By DIANE CARROLL

The Kansas City Star 

A Johnson County judge barred District Attorney Phill Kline Thursday from filing any more legal motions against Planned Parenthood without letting him review them first.

District Court Judge Stephen Tatum took that unusual step after Planned Parenthood attorneys accused Kline of attaching a document under court seal to a motion he filed this week.

Though Kline contended the document was not under seal, Tatum said he was imposing the review process “as a safety mechanism.”

The unexpected hearing was requested by Planned Parenthood attorneys after the document -- a court ruling from a Shawnee County judge --became public. The April 2007 ruling stated that Kline had the authority to transfer Planned Parenthood records he had obtained while state attorney general to the Johnson County district attorney’s office.

The records are believed to be at the heart of the criminal case Kline filed last fall against Planned Parenthood of Kansas and Mid-Missouri and its Comprehensive Health clinic in Overland Park. In the complaint, Kline accuses the clinic of forging, falsifying and failing to maintain records from abortions conducted in 2003.

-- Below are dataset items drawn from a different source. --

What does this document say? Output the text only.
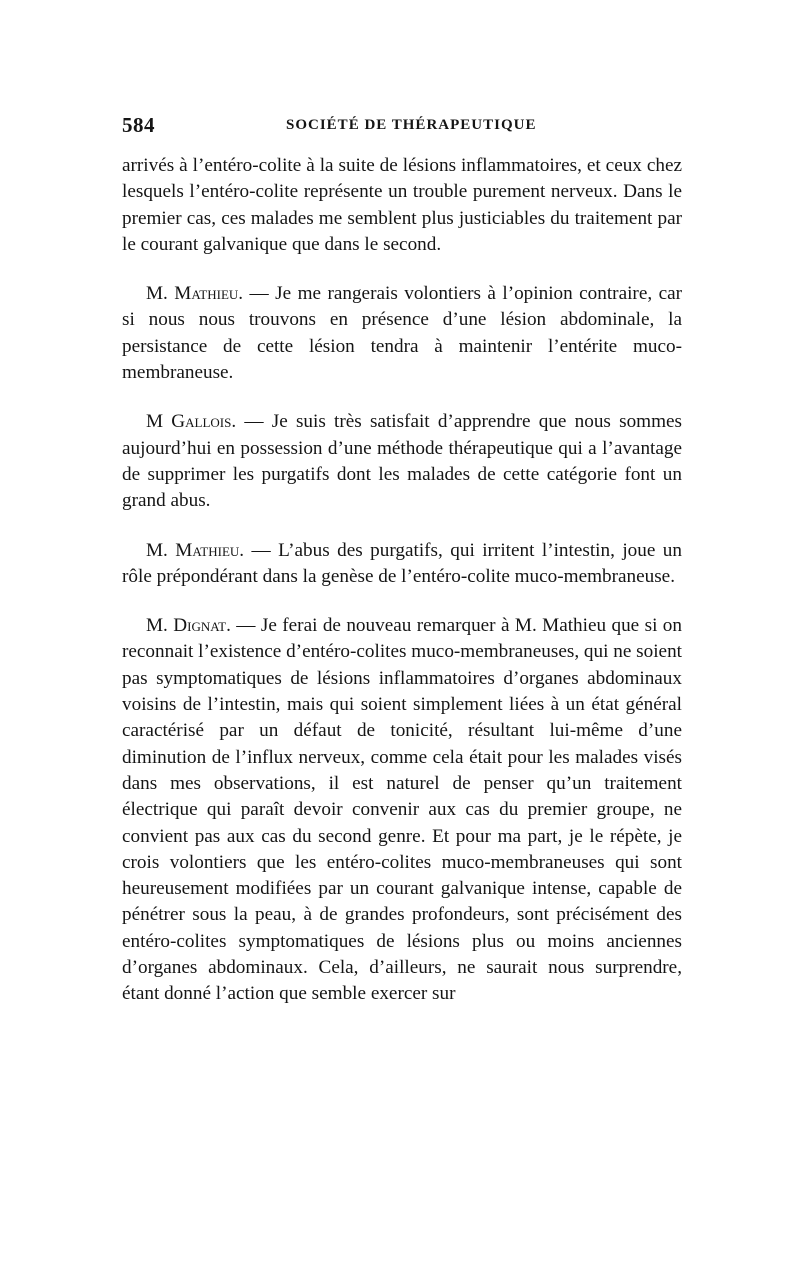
584	SOCIÉTÉ DE THÉRAPEUTIQUE

arrivés à l’entéro-colite à la suite de lésions inflammatoires, et ceux chez lesquels l’entéro-colite représente un trouble purement nerveux. Dans le premier cas, ces malades me semblent plus justiciables du traitement par le courant galvanique que dans le second.

M. Mathieu. — Je me rangerais volontiers à l’opinion contraire, car si nous nous trouvons en présence d’une lésion abdominale, la persistance de cette lésion tendra à maintenir l’entérite muco-membraneuse.

M Gallois. — Je suis très satisfait d’apprendre que nous sommes aujourd’hui en possession d’une méthode thérapeutique qui a l’avantage de supprimer les purgatifs dont les malades de cette catégorie font un grand abus.

M. Mathieu. — L’abus des purgatifs, qui irritent l’intestin, joue un rôle prépondérant dans la genèse de l’entéro-colite muco-membraneuse.

M. Dignat. — Je ferai de nouveau remarquer à M. Mathieu que si on reconnait l’existence d’entéro-colites muco-membraneuses, qui ne soient pas symptomatiques de lésions inflammatoires d’organes abdominaux voisins de l’intestin, mais qui soient simplement liées à un état général caractérisé par un défaut de tonicité, résultant lui-même d’une diminution de l’influx nerveux, comme cela était pour les malades visés dans mes observations, il est naturel de penser qu’un traitement électrique qui paraît devoir convenir aux cas du premier groupe, ne convient pas aux cas du second genre. Et pour ma part, je le répète, je crois volontiers que les entéro-colites muco-membraneuses qui sont heureusement modifiées par un courant galvanique intense, capable de pénétrer sous la peau, à de grandes profondeurs, sont précisément des entéro-colites symptomatiques de lésions plus ou moins anciennes d’organes abdominaux. Cela, d’ailleurs, ne saurait nous surprendre, étant donné l’action que semble exercer sur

Although Kline says he has the records he needs to prosecute from his time as attorney general, he still subpoenaed the same records this year from the Kansas Department of Health and Environment. At the very least, he says, he wants the department to verify that the records he already possesses are the ones they provided in 2006.

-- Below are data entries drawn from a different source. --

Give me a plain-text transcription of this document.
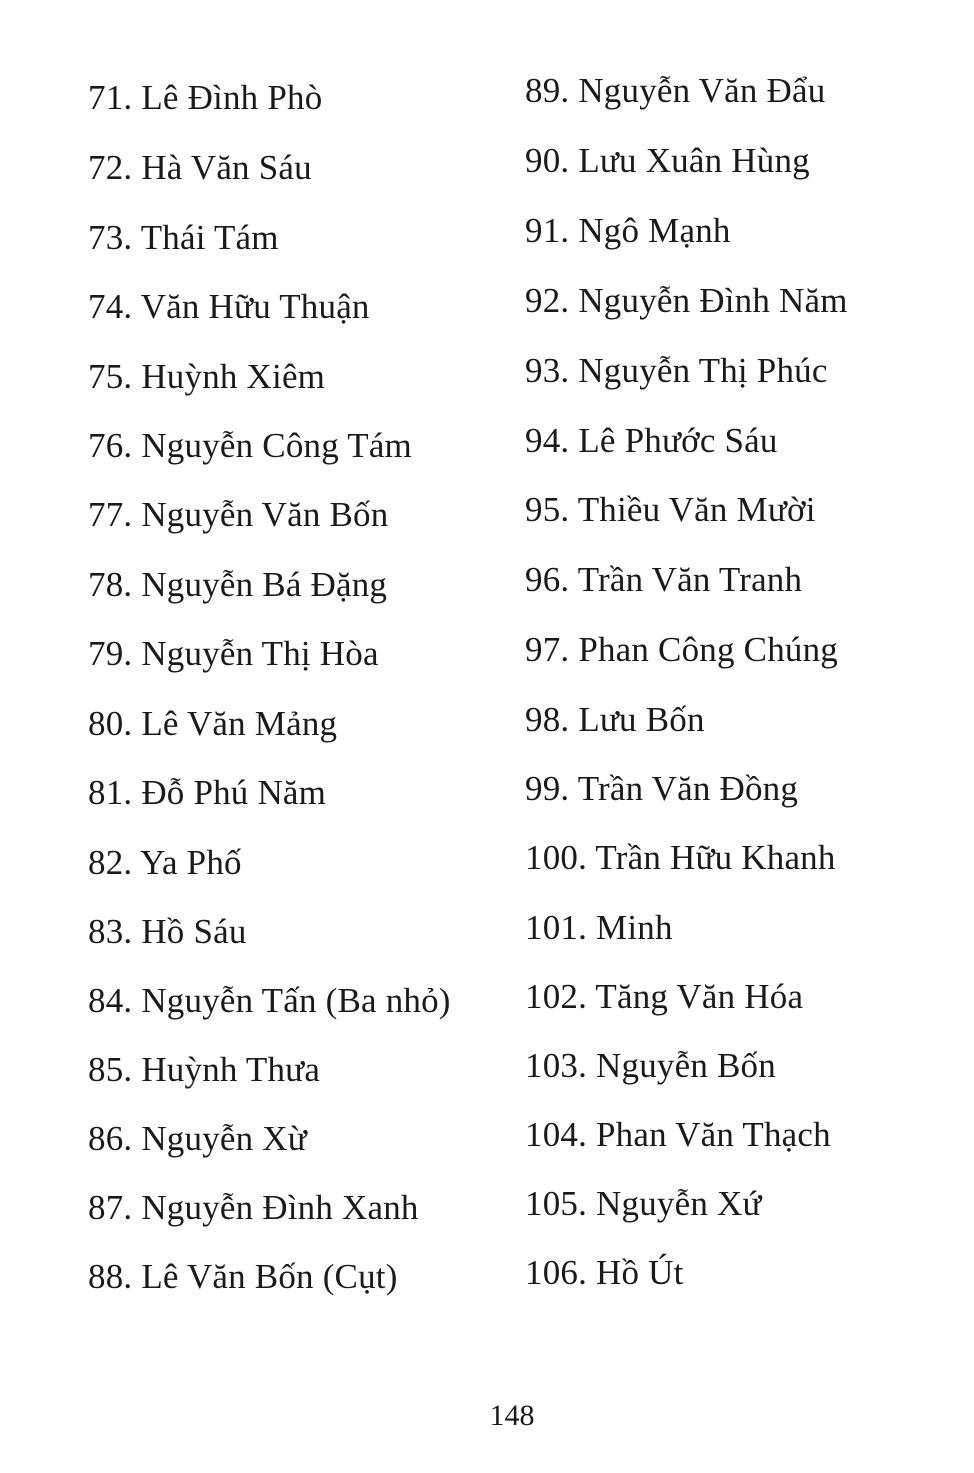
71. Lê Đình Phò
72. Hà Văn Sáu
73. Thái Tám
74. Văn Hữu Thuận
75. Huỳnh Xiêm
76. Nguyễn Công Tám
77. Nguyễn Văn Bốn
78. Nguyễn Bá Đặng
79. Nguyễn Thị Hòa
80. Lê Văn Mảng
81. Đỗ Phú Năm
82. Ya Phố
83. Hồ Sáu
84. Nguyễn Tấn (Ba nhỏ)
85. Huỳnh Thưa
86. Nguyễn Xừ
87. Nguyễn Đình Xanh
88. Lê Văn Bốn (Cụt)
89. Nguyễn Văn Đẩu
90. Lưu Xuân Hùng
91. Ngô Mạnh
92. Nguyễn Đình Năm
93. Nguyễn Thị Phúc
94. Lê Phước Sáu
95. Thiều Văn Mười
96. Trần Văn Tranh
97. Phan Công Chúng
98. Lưu Bốn
99. Trần Văn Đồng
100. Trần Hữu Khanh
101. Minh
102. Tăng Văn Hóa
103. Nguyễn Bốn
104. Phan Văn Thạch
105. Nguyễn Xứ
106. Hồ Út
148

KDHE and Planned Parenthood are fighting the current subpoena. Tatum is scheduled to rule Monday on their motion to quash it.

At a hearing April 3 on the motion, KDHE chief counsel Yvonne Anderson said state law prohibits her department from disclosing information that could identify a patient or an abortion provider. The only exceptions, she said, are for use by the state attorney general or the state Board of Healing Arts in a criminal or disciplinary proceeding.

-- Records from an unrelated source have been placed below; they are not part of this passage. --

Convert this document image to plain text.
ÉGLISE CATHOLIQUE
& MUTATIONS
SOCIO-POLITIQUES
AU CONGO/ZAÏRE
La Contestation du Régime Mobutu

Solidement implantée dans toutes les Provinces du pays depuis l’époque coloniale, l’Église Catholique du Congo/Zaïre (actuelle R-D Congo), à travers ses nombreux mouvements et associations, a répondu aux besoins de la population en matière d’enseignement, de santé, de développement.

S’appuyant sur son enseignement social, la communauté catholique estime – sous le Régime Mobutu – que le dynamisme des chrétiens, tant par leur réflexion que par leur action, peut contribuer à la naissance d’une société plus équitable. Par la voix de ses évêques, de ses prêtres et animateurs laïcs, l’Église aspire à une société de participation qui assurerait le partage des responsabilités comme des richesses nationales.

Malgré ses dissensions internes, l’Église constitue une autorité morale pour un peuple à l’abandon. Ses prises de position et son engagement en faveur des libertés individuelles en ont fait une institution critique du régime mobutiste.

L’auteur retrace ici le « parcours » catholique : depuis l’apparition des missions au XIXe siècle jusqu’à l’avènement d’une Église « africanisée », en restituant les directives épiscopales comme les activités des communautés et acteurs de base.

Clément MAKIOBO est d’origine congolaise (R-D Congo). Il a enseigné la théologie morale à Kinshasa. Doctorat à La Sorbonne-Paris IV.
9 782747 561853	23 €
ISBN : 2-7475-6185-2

Kline, who never filed a legal reply to the KDHE motion before the hearing, unexpectedly filed that response on Monday with the attachment.

In the reply, Kline states his subpoena does not seek the identity of either patients or providers. If the state Legislature had intended to bar district attorneys from seeking other information in abortion records, it would have stated that in the law, Kline argues.

In court Thursday, Irigonegary said that Kline knew when he filed his legal reply that he was attaching records that were under seal by multiple courts.

“In order for the justice system to work, it has to have integrity,” said Planned Parenthood attorney Pedro Irigonegaray. Instead, Irigonegaray said, Kline has turned the case into “a political process.”

Kline, however, said Anderson lifted the seal on his ruling on the eve of the April 3 hearing. He tried to introduce the ruling at that hearing, he said, but Irigonegary objected, saying then it was under seal. Tatum took the document at that time, sealed it in an envelope and said he would sort out the status of the document before it was made public.

Kline said he not believe that Tatum sealed the document at that point. And he believed he had the authority to attach it.

Irigonegary asked Tatum to hold Kline in contempt or to issue sanctions against him but Tatum declined to do so.